Audio coding through musical thumbnailing
Diploma Thesis (2.041 KB)
Due to fast increasing of information and, respectively, the steadily gaining number of information sources it gets harder and harder to keep track of all the information. New information retrieval is to be developed to make the pursuit easier, and thus new coding methods are to be found. MPEG-7 format shows scenarios that emphasise ‘feature extraction’ and ‘labelling’ in audio coding. One goal of MPEG-7 is audio coding based on few small musical sequences (thumbnails) to represent a piece of music.
De-coding re-assembles the tabular ordered basic elements to re-compose the original signal. The aim is to find out how music can be divided into small pieces that can bring reduction in the data flow when the (coded) music signal is transmitted from one place to the other, e.g., via internet.
Considering that in music as an event based phenomenon, which underlies a constant change, whether it is a new instrument setting or just a new note played, we can assume such a change to mark the beginning of a new structural part in the music. So the first step should be to find all the moments of such transitions during the musical piece. This will be done by a procedure called onset-detection, where onsets are referred to be the beginning of a musical note or a new musical part. Onset detection can be done in several ways using different approaches, where either changes in temporal features or spectral features, respectively changes in this properties can be used.
Once the onsets, which form a sort of sketchy rhythmical division for the audio-signal, are found, between each pair of onsets a frame is defined. This yields to the music being divided into a set of (longer or shorter) frames. For each of this frames features are extracted to the attempt of finding repeated parts (e.g., verse/chorus) of the song, which are considered to be the parts that will mostly help reducing the data-flow.
For this pursuit three approaches will be taken in consideration: • Repetitions of certain rhythmical patterns (e.g., when having a halftime groove in the verse and normal time in the chorus) can be identified by comparing the timing of onsets (with respect to some inaccuracy in the onset function) without taking in consideration the features of the frames. Parts with similar rhythmical content are considered as related structural parts.

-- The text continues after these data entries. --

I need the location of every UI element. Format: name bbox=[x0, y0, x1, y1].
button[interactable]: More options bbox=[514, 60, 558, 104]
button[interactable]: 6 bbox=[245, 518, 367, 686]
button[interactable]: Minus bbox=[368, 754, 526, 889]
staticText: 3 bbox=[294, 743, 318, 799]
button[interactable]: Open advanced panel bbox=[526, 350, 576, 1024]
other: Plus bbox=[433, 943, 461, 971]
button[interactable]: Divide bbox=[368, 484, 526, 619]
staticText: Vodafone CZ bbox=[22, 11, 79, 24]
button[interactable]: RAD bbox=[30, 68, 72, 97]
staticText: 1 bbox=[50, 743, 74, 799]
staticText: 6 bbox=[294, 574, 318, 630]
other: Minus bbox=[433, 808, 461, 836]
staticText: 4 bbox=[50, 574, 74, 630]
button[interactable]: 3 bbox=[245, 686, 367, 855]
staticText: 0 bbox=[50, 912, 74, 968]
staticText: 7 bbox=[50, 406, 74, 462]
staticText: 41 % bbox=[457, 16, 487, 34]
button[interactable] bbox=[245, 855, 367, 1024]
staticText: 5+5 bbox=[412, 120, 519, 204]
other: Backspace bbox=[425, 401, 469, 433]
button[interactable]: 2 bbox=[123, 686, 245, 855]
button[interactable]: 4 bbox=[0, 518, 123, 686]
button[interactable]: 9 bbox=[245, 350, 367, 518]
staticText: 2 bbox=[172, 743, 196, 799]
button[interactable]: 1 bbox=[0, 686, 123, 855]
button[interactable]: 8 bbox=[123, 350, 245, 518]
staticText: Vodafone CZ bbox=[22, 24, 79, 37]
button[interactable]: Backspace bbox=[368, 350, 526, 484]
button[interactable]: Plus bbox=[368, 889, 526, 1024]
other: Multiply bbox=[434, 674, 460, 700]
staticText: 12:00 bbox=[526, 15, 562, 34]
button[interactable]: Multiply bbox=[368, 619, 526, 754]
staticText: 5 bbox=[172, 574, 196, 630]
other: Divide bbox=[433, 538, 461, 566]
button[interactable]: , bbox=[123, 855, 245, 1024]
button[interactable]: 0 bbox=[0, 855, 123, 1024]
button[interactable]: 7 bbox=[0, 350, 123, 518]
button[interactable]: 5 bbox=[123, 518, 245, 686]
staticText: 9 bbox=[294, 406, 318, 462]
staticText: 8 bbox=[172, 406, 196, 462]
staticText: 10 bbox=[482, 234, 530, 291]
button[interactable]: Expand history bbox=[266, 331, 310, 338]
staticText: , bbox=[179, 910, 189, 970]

• One other approach is to search for similarities in the timbre of the musical piece. An example for this approach are the Mel-Frequency Cepstral Coefficients (MFCC). They are calculated for each frame, and return each a set (vector) of perceptually based spectral features. This vectors will be correlated to each other in order to find the so called similarity matrix, out of which similarity, and therefore relative structural parts can be found and related
• The third approach to find within-piece similarities goes by analysing musical similarities such as harmony and pitch. Such a search can be done, for example, by extracting the chroma feature, which means the cyclic attribute of pitch detection. That is, each tone (or pitch) in western music has a certain octave and within this octave it lies on one of twelve semitones. Now the energy of all notes belonging to the same chroma levels (i.e., the same tone over all octaves) is summed up to get the overall energy of the tone. In this way, e.g., chords can be identified and similarity of chords in several frames yields related structural parts.
If enough equal parts where found in the musical piece, compression can be achieved by sending the repeated part just once, and while playing the repetition already sending the next new part or transmitting more detailed data.